Par ailleurs, les chambres de commerce doivent être présentes sur le terrain, aux côtés des entreprises, avec des antennes locales dans les pays cibles, en coordination avec les banques pour faciliter les transactions. L’harmonisation des règlements douaniers entre pays africains, dans le cadre de la ZLECAf, est également une priorité absolue pour fluidifier les échanges.
4. Quels sont les secteurs les plus compétitifs et les contraintes à lever ?
Moussa Boukrif : Secteurs compétitifs :
· Matériaux de construction (ciment, fer)
· Agroalimentaire (dattes, huile d’olive, conserves)
· Engrais et produits chimiques
· Services BTP et ingénierie
Principales contraintes à lever :
· Logistique : absence de lignes maritimes régulières et de hub régionaux.
· Normes : maîtrise insuffisante des normes internationales (ISO, CODEX, normes européennes) par les producteurs, ce qui crée des barrières techniques à l’entrée.
· Formation : pénurie de compétences dans les métiers liés à l’exportation (droit douanier, logistique internationale, packaging normé, commerce interafricain).
· Structuration : les entreprises restent trop isolées. Il est urgent de créer des clusters et groupes d’entreprises pour mutualiser les moyens, partager les risques, négocier collectivement les transports et accéder plus facilement aux financements.
Algérie54: Au-delà de l’Afrique, comment l’Algérie peut-elle mieux s’insérer dans les échanges internationaux ?

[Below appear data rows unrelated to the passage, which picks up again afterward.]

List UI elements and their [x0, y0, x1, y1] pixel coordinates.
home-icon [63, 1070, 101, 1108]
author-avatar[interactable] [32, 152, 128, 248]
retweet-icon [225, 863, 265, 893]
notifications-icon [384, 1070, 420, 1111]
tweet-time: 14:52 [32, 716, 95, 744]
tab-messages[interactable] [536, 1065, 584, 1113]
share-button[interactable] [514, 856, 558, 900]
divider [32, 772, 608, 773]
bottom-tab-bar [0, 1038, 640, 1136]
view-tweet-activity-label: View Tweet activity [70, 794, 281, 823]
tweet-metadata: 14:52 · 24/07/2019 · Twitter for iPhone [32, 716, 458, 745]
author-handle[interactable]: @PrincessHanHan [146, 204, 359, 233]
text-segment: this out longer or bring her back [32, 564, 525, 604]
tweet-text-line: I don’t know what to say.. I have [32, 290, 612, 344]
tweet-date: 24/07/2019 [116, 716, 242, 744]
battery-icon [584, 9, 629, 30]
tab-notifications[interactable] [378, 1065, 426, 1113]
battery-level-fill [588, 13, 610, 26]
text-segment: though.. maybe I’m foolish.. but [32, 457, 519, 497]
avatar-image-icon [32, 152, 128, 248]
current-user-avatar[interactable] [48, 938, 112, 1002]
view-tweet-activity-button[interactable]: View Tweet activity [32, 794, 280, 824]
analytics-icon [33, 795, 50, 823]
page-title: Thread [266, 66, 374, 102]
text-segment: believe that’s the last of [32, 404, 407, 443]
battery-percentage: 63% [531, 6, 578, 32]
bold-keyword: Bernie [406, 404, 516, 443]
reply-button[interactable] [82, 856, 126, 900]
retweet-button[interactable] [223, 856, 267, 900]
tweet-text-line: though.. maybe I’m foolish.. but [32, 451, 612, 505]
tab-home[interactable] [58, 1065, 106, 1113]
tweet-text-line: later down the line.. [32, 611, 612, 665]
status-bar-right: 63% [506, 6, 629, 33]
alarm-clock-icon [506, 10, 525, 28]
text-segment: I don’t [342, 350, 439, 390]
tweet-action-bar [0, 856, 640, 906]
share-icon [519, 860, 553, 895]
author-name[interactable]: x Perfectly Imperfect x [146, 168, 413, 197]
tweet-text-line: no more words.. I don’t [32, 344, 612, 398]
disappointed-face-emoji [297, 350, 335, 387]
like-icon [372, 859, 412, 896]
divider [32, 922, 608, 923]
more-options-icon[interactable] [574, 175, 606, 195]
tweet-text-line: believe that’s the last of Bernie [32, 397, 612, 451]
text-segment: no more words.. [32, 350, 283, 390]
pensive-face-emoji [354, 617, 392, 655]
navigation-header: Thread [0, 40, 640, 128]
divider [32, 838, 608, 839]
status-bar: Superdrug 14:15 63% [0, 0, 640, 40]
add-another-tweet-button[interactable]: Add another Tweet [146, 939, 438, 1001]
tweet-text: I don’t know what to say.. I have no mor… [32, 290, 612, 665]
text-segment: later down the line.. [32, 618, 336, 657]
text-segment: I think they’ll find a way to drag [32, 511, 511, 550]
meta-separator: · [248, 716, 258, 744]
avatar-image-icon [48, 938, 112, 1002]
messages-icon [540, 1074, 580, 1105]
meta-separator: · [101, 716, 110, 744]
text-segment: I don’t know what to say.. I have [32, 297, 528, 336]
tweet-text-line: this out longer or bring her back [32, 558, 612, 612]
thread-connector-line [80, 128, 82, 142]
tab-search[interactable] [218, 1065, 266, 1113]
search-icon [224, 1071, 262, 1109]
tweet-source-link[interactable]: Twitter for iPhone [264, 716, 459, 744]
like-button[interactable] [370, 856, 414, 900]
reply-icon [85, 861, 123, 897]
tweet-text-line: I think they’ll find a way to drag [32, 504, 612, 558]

Moussa Boukrif : Pour s’insérer durablement, l’Algérie doit viser des marchés exigeants comme l’Europe. Cela suppose une planification de la production notamment dans le secteur agricole dédiée à l’exportation dès l’amont. Il ne s’agit plus d’exporter des surplus, mais de produire spécifiquement pour le marché européen, en respectant ses normes sanitaires, environnementales et sociales.
Cela implique :
· Une montée en compétence des producteurs sur la maîtrise des normes (GlobalGAP, Bio, traçabilité).
· Une offre de formation structurée sur les métiers de l’exportation.
· Un accompagnement sur place par des représentants des chambres de commerce et des banques algériennes dans les pays cibles.
· Une harmonisation douanière et une diplomatie économique offensive.
En résumé, l’internationalisation de l’économie algérienne passe par cinq chantiers : stratégie d’entreprise, planification export, normes, logistique, et mutualisation des moyens. C’est à ce prix que l’Algérie passera du statut d’exportateur occasionnel à celui d’acteur structurant du commerce mondial.